Bruckman allowed himself long enough to blow a perfect circle into the air.

“Bull’s-eye,” Ozzie said.

“Half a billion,” Bruckman said.

“Half a loaf,” I said.

“Two hundred fifty million for you, Bagdikian. Two hundred fifty for the O’Kells.”

Now we really were talking real money – not quite Forbes 400, but not a bad nest egg, either. We were talking private jets and never having to worry about anything green ever again.

“Not a chance,” I said.

“This is it. The final offer.”

“Why so much? Why now?”

“That’s the part I don’t get,” Bruckman said. “She likes your skinny white ass. You remind her of something, maybe of something better, something she used to be when she was in the Convent.”

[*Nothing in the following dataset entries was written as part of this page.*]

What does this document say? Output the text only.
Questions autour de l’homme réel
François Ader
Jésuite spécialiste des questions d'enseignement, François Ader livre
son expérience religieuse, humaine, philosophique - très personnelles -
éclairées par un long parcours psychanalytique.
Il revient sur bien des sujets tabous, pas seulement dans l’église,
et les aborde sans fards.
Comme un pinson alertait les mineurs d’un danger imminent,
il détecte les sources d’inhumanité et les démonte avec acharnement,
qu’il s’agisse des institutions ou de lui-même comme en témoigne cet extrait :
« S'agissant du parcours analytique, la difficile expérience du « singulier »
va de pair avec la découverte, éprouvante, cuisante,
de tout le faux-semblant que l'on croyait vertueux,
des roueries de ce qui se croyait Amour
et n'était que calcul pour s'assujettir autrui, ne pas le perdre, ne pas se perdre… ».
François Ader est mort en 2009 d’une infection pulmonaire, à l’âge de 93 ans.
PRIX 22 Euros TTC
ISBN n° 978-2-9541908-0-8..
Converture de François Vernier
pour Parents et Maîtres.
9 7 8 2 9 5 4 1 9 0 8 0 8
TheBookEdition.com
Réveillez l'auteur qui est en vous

“Holy Ghost,” Ozzie said. “She looks at you she maybe feels there’s something more to life.”

“Thank you, Oprah,” Bruckman said.

“No,” I said.

“We’re not negotiating,” Bruckman said. “This is it. And it’s a shitload of money.”

“It’s only half of what they deserve,” I said.

“Then give them your half.”

He had a point.

“Maybe I will,” I said. “But to do that I need the whole loaf.”

“You have to bring this to your clients,” Bruckman said.

“Yes we do. And we will.”

“Half a billion dollars,” Bruckman said. “That’s more money than God.”